Families sue Dollar General after 3 killed in racist shooting at Florida store

Months after three people were killed in a racially motivated shooting inside a Jacksonville Dollar General, the families of the victims have filed a lawsuit against the store, saying it acts as a ”criminal’s safe haven” in the community.

The lawsuit, filed Dec. 4 in Florida state court, said Dollar General failed to provide a safe place for its employees and customers from “reasonably foreseeable criminal acts” when a man walked into the store in August and fatally shot three people inside.

McClatchy News reached out to Dollar General and did not receive an immediate response.

On Aug. 26, Ryan Palmeter, 21, walked into a Dollar General in a predominantly Black neighborhood of Jacksonville wearing a tactical vest, holding an AR-style rifle and handgun adorned with swastikas and opened fire on the people inside, officials told Forbes.

The man killed three Black people – Angela Carr, Jerrald Gallion and Anolt Laguerre, according to a news release from Ben Crump, co-counsel for the victims’ families.
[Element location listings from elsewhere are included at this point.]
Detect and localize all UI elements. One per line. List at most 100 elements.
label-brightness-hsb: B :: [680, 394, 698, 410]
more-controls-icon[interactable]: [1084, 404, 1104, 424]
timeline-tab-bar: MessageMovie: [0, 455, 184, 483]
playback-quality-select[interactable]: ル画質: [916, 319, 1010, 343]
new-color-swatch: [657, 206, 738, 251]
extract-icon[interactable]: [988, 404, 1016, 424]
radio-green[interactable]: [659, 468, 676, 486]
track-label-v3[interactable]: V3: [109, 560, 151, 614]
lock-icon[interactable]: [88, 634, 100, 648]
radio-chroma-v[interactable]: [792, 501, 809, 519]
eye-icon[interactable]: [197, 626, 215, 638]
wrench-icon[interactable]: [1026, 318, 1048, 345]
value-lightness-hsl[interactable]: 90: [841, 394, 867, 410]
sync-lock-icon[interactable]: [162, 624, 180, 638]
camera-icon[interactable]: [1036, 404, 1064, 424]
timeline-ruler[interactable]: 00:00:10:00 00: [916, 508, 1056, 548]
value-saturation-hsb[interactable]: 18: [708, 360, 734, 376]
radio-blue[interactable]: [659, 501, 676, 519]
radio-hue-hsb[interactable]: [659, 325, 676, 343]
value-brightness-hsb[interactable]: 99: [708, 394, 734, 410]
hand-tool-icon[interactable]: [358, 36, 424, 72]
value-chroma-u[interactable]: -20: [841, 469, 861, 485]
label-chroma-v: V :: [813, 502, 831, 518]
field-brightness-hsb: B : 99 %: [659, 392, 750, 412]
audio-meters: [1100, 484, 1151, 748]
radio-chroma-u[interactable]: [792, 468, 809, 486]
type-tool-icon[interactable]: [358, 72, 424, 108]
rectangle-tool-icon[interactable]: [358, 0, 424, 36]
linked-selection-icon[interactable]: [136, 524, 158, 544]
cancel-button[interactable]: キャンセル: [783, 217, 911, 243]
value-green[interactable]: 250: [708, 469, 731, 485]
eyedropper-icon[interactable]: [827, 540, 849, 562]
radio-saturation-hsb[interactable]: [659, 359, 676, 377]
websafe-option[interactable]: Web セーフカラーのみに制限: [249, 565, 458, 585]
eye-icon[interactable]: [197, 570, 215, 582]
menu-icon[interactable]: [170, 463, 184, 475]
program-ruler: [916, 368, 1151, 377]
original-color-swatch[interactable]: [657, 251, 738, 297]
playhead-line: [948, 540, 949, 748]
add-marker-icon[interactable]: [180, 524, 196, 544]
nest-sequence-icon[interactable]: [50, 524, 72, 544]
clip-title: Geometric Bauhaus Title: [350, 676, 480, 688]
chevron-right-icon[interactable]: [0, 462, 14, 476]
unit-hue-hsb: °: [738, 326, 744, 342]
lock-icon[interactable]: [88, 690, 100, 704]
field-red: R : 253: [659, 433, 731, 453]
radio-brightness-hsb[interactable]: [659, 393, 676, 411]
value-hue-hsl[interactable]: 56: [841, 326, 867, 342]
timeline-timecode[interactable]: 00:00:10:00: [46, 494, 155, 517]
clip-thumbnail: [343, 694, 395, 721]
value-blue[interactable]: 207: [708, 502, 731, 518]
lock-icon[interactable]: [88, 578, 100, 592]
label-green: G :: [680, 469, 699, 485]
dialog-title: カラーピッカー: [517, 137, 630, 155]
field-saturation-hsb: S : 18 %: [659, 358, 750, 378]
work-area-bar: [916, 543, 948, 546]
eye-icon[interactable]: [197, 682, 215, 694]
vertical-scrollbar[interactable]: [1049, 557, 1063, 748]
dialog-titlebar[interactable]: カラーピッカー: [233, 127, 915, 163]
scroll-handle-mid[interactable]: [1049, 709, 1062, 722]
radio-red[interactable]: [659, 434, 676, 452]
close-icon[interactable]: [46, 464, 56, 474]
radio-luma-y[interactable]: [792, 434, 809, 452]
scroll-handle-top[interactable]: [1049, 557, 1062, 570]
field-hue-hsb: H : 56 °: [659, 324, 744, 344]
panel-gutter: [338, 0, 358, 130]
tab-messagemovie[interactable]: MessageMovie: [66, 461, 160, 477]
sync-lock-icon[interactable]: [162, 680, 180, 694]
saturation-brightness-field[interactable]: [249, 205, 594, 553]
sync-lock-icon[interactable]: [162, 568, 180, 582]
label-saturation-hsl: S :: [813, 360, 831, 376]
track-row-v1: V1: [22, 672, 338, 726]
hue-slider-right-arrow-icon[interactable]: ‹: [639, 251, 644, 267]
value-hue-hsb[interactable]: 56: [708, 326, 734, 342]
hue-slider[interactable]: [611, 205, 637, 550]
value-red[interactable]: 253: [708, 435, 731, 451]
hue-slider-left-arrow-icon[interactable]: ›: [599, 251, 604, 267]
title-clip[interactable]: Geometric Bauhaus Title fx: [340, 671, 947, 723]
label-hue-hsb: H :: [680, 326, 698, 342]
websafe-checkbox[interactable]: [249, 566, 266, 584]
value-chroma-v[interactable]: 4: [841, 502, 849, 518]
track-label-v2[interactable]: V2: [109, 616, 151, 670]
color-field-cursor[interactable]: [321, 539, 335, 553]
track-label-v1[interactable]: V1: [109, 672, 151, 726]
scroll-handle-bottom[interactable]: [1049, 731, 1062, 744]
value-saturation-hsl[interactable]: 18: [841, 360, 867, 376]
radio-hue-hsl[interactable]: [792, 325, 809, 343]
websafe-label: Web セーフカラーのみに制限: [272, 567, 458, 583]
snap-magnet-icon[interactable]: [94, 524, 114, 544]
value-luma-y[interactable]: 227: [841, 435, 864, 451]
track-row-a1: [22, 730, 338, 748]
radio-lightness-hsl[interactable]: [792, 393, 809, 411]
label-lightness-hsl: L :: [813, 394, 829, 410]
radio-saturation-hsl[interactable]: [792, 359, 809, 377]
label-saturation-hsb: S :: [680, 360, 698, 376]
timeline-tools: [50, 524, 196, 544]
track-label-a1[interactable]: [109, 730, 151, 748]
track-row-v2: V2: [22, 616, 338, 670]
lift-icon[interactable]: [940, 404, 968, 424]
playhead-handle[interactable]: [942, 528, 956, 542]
“This totally preventable accident took the lives of Jerrald Gallion, 29 years old, who was simply shopping in the aisles of that Dollar General that day; Angela Carr, 52 years old, who was an Uber driver dropping off her fare in the parking lot who was shot just for being Black; and Anolt Laguerre, the 19-year-old clerk who was sitting behind the desk just doing his job,” co-counsel Michael A. Haggard said in a Dec. 5 news conference streamed by ABC News.

The suspected gunman died of a self-inflicted gunshot wound following the shooting, the Jacksonville Sheriff’s Office said in an August news conference.

In the days following the shooting, investigators found multiple manifestos and messages on his computer that led them to believe the shooting was racially motivated, the sheriff’s office said.

The victims’ families said the suspected gunman had “embarked on a mission motivated by hate,” according to the lawsuit.

Sheriff T.K. Waters also said he had been the subject of a Baker Act, a Florida law that allows families and loved ones to involuntarily commit a family member who is impaired by mental illness and unable to seek their own treatment.

The lawsuit filed by the victims’ families lists Dollar General subsidiaries DolGenCorp and DG Strategic II, LLC. It also names Interface Security Systems as the security contractor for the store, the property owner for the store location and the suspected gunman’s parents, Maryann Palmeter and Stephen Wayne Palmeter.

The man went to two other locations before the Dollar General on Aug. 26, the lawsuit says. He first went into a Family Dollar store but was stopped by a uniformed security guard, then “shifted his plan” to Edward Waters University, a historically Black college in Jacksonville, where he was again stopped by security, according to the suit.

“A criminal’s safe haven, this Dollar General was devoid of meaningful security measures. While Palmeter was deterred from harming the public at his two preceding stops, at this Dollar General, there was nothing in place to again deter Palmeter from attacking and killing innocent persons,” the families said in the lawsuit.

The lawsuit also says Ryan Palmeter’s family knew he had previously struggled with his mental health and knew about his “obsession regarding firearms and violence” but did not do enough to stop the “ticking time bomb.”

The families are seeking damages in excess of $50,000 on behalf of the victims, the lawsuit says.

“These families have lost everything,” Haggard said in the news conference. “They are here so that this never happens again.”